Released in 1990, just a few short years after they worked together on The Lost Boys, Joel Schumacher and Kiefer Sutherland were back together. This time, instead of an immortal, bloodsucking rocker, Sutherland plays a rebellious medical student with a god complex, willing to experience death in order to make a name for himself. Like The Lost Boys, Flatliners brings together a veritable who’s who of rising stars, surrounding Sutherland with Kevin Bacon, Julia Roberts, Oliver Platt, and William Baldwin.
The premise is simple, five friends agree to medically induce death in order to experience and research near death experiences (or NDE’s). Carrying out their research in secret, they take turns going under–each one staying dead a little longer than the last–in order to discover what comes next. And they would have gotten away with it too, if it weren’t for the pesky ghosts from their past that refuse to stay dead.
The nature of these ghosts is interesting to break down.

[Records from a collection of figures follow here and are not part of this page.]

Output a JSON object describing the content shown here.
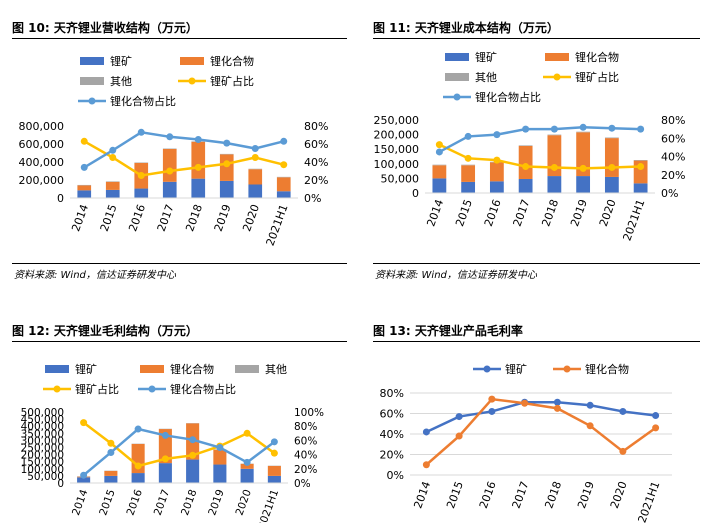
{
  "panels": [
    {
      "title": "图 10: 天齐锂业营收结构（万元）",
      "source": "资料来源: Wind，信达证券研发中心"
    },
    {
      "title": "图 11: 天齐锂业成本结构（万元）",
      "source": "资料来源: Wind，信达证券研发中心"
    },
    {
      "title": "图 12: 天齐锂业毛利结构（万元）",
      "source": ""
    },
    {
      "title": "图 13: 天齐锂业产品毛利率",
      "source": ""
    }
  ],
  "colors": {
    "lithium_ore": "#4472C4",
    "lithium_compound": "#ED7D31",
    "other": "#A5A5A5",
    "ore_share": "#FFC000",
    "compound_share": "#5B9BD5"
  },
  "chart_data": [
    {
      "type": "bar",
      "stacked": true,
      "title": "",
      "categories": [
        "2014",
        "2015",
        "2016",
        "2017",
        "2018",
        "2019",
        "2020",
        "2021H1"
      ],
      "series": [
        {
          "name": "锂矿",
          "kind": "bar",
          "axis": "left",
          "values": [
            85000,
            90000,
            105000,
            180000,
            215000,
            190000,
            150000,
            75000
          ]
        },
        {
          "name": "锂化合物",
          "kind": "bar",
          "axis": "left",
          "values": [
            55000,
            90000,
            285000,
            365000,
            410000,
            295000,
            170000,
            155000
          ]
        },
        {
          "name": "其他",
          "kind": "bar",
          "axis": "left",
          "values": [
            5000,
            5000,
            5000,
            5000,
            5000,
            5000,
            5000,
            5000
          ]
        },
        {
          "name": "锂矿占比",
          "kind": "line",
          "axis": "right",
          "values": [
            0.63,
            0.45,
            0.25,
            0.3,
            0.34,
            0.38,
            0.45,
            0.37
          ]
        },
        {
          "name": "锂化合物占比",
          "kind": "line",
          "axis": "right",
          "values": [
            0.34,
            0.53,
            0.73,
            0.68,
            0.65,
            0.61,
            0.55,
            0.63
          ]
        }
      ],
      "y_left": {
        "min": 0,
        "max": 800000,
        "ticks": [
          "0",
          "200,000",
          "400,000",
          "600,000",
          "800,000"
        ]
      },
      "y_right": {
        "min": 0,
        "max": 0.8,
        "ticks": [
          "0%",
          "20%",
          "40%",
          "60%",
          "80%"
        ]
      },
      "legend": "top"
    },
    {
      "type": "bar",
      "stacked": true,
      "title": "",
      "categories": [
        "2014",
        "2015",
        "2016",
        "2017",
        "2018",
        "2019",
        "2020",
        "2021H1"
      ],
      "series": [
        {
          "name": "锂矿",
          "kind": "bar",
          "axis": "left",
          "values": [
            50000,
            38000,
            40000,
            48000,
            58000,
            58000,
            55000,
            33000
          ]
        },
        {
          "name": "锂化合物",
          "kind": "bar",
          "axis": "left",
          "values": [
            45000,
            57000,
            65000,
            113000,
            140000,
            150000,
            133000,
            78000
          ]
        },
        {
          "name": "其他",
          "kind": "bar",
          "axis": "left",
          "values": [
            2000,
            2000,
            2000,
            2000,
            2000,
            2000,
            2000,
            2000
          ]
        },
        {
          "name": "锂矿占比",
          "kind": "line",
          "axis": "right",
          "values": [
            0.53,
            0.38,
            0.36,
            0.29,
            0.28,
            0.27,
            0.28,
            0.29
          ]
        },
        {
          "name": "锂化合物占比",
          "kind": "line",
          "axis": "right",
          "values": [
            0.45,
            0.62,
            0.64,
            0.7,
            0.7,
            0.72,
            0.71,
            0.7
          ]
        }
      ],
      "y_left": {
        "min": 0,
        "max": 250000,
        "ticks": [
          "0",
          "50,000",
          "100,000",
          "150,000",
          "200,000",
          "250,000"
        ]
      },
      "y_right": {
        "min": 0,
        "max": 0.8,
        "ticks": [
          "0%",
          "20%",
          "40%",
          "60%",
          "80%"
        ]
      },
      "legend": "top"
    },
    {
      "type": "bar",
      "stacked": true,
      "title": "",
      "categories": [
        "2014",
        "2015",
        "2016",
        "2017",
        "2018",
        "2019",
        "2020",
        "2021H1"
      ],
      "series": [
        {
          "name": "锂矿",
          "kind": "bar",
          "axis": "left",
          "values": [
            40000,
            50000,
            70000,
            140000,
            165000,
            130000,
            100000,
            50000
          ]
        },
        {
          "name": "锂化合物",
          "kind": "bar",
          "axis": "left",
          "values": [
            5000,
            35000,
            205000,
            240000,
            255000,
            105000,
            35000,
            70000
          ]
        },
        {
          "name": "其他",
          "kind": "bar",
          "axis": "left",
          "values": [
            2000,
            2000,
            2000,
            2000,
            2000,
            2000,
            2000,
            2000
          ]
        },
        {
          "name": "锂矿占比",
          "kind": "line",
          "axis": "right",
          "values": [
            0.85,
            0.56,
            0.24,
            0.34,
            0.39,
            0.52,
            0.7,
            0.42
          ]
        },
        {
          "name": "锂化合物占比",
          "kind": "line",
          "axis": "right",
          "values": [
            0.11,
            0.43,
            0.76,
            0.67,
            0.61,
            0.5,
            0.29,
            0.58
          ]
        }
      ],
      "y_left": {
        "min": 0,
        "max": 500000,
        "ticks": [
          "0",
          "50,000",
          "100,000",
          "150,000",
          "200,000",
          "250,000",
          "300,000",
          "350,000",
          "400,000",
          "450,000",
          "500,000"
        ]
      },
      "y_right": {
        "min": 0,
        "max": 1.0,
        "ticks": [
          "0%",
          "20%",
          "40%",
          "60%",
          "80%",
          "100%"
        ]
      },
      "legend": "top"
    },
    {
      "type": "line",
      "title": "",
      "categories": [
        "2014",
        "2015",
        "2016",
        "2017",
        "2018",
        "2019",
        "2020",
        "2021H1"
      ],
      "series": [
        {
          "name": "锂矿",
          "kind": "line",
          "axis": "left",
          "values": [
            0.42,
            0.57,
            0.62,
            0.71,
            0.71,
            0.68,
            0.62,
            0.58
          ]
        },
        {
          "name": "锂化合物",
          "kind": "line",
          "axis": "left",
          "values": [
            0.1,
            0.38,
            0.74,
            0.7,
            0.65,
            0.48,
            0.23,
            0.46
          ]
        }
      ],
      "y_left": {
        "min": 0,
        "max": 0.8,
        "ticks": [
          "0%",
          "20%",
          "40%",
          "60%",
          "80%"
        ]
      },
      "legend": "top"
    }
  ]
}
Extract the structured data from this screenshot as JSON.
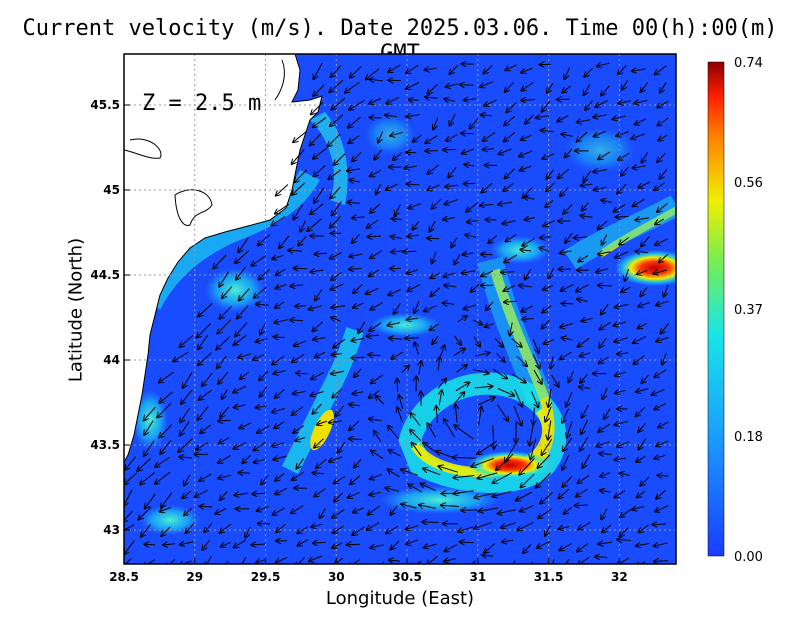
{
  "title": "Current velocity (m/s). Date 2025.03.06. Time 00(h):00(m) GMT",
  "xlabel": "Longitude (East)",
  "ylabel": "Latitude (North)",
  "depth_label": "Z = 2.5 m",
  "colors": {
    "land": "#ffffff",
    "coast": "#000000",
    "grid": "#9a9a9a",
    "scale_low": "#1a3cff",
    "scale_mid": "#19e6e6",
    "scale_yellow": "#f0f000",
    "scale_red": "#ff2000",
    "scale_high": "#8b0000"
  },
  "chart_data": {
    "type": "heatmap",
    "xlim": [
      28.5,
      32.4
    ],
    "ylim": [
      42.8,
      45.8
    ],
    "x_ticks": [
      "28.5",
      "29",
      "29.5",
      "30",
      "30.5",
      "31",
      "31.5",
      "32"
    ],
    "y_ticks": [
      "43",
      "43.5",
      "44",
      "44.5",
      "45",
      "45.5"
    ],
    "colorbar": {
      "min": 0.0,
      "max": 0.74,
      "ticks": [
        "0.00",
        "0.18",
        "0.37",
        "0.56",
        "0.74"
      ]
    },
    "grid": true,
    "features": [
      {
        "type": "eddy",
        "center_lon": 31.05,
        "center_lat": 43.6,
        "rotation": "anticyclonic",
        "max_speed": 0.6
      },
      {
        "type": "jet",
        "lon": 32.3,
        "lat": 44.5,
        "max_speed": 0.74
      },
      {
        "type": "jet",
        "lon": 29.9,
        "lat": 43.6,
        "max_speed": 0.5
      }
    ]
  }
}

Nelson (Sutherland), David (Baon), and Joe (Baldwin), are all haunted by individuals whom they have treated unfairly, bullied, or taken advantage of. Nelson and David, in particular, are forced to confront thing they have done and live that experience from the perspective of their victims before they are allowed to find closure. Rachel (Roberts) on the other hand, is haunted by the memory of her father, who committed suicide when she was a child. There was nothing that she could have done to prevent or change that outcome, and closure for her meant accepting that his death wasn’t her fault, and letting him go. The fact that these stories are split so starkly along gendered lines, along with the fact that Roberts is given less to do as far as the experiment goes, speaks to gender disparities in Hollywood storytelling that will hopefully be improved upon in the upcoming remake.
The film, as well as its protagonists, is primarily concerned with finding a new frontier for the younger generation. There is no wild west to discover, and space has been reached, what will these young men and women have to show for themselves and how will they be remembered? In this way, it is a fundamental human question at the heart of this story. And Schumacher brings this point home, selecting dramatic sets that hearken back to gothic theater. The expansive and often palatial surroundings give the impression that this story is much larger than the five medical students that it revolves around, and much older at that.
I can still remember watching this movie for the first time, on VHS, on a family vacation to Tennessee one summer growing up. And I worried, coming back to it all these years later, that it wouldn’t live up to my memories, like so many films I watched during my formative years. But Flatliners does not disappoint. It is exactly the right amount of cheesy and dramatic, without forcing the viewer to throw all standards out the window. In fact, this movie was nominated for the Oscar for Best Sound Effects Editing in 1991, but lost to The Hunt for the Red October.
Only time will tell whether the new movie will live up to its source material, but whether it does or not, we’ll always have the original.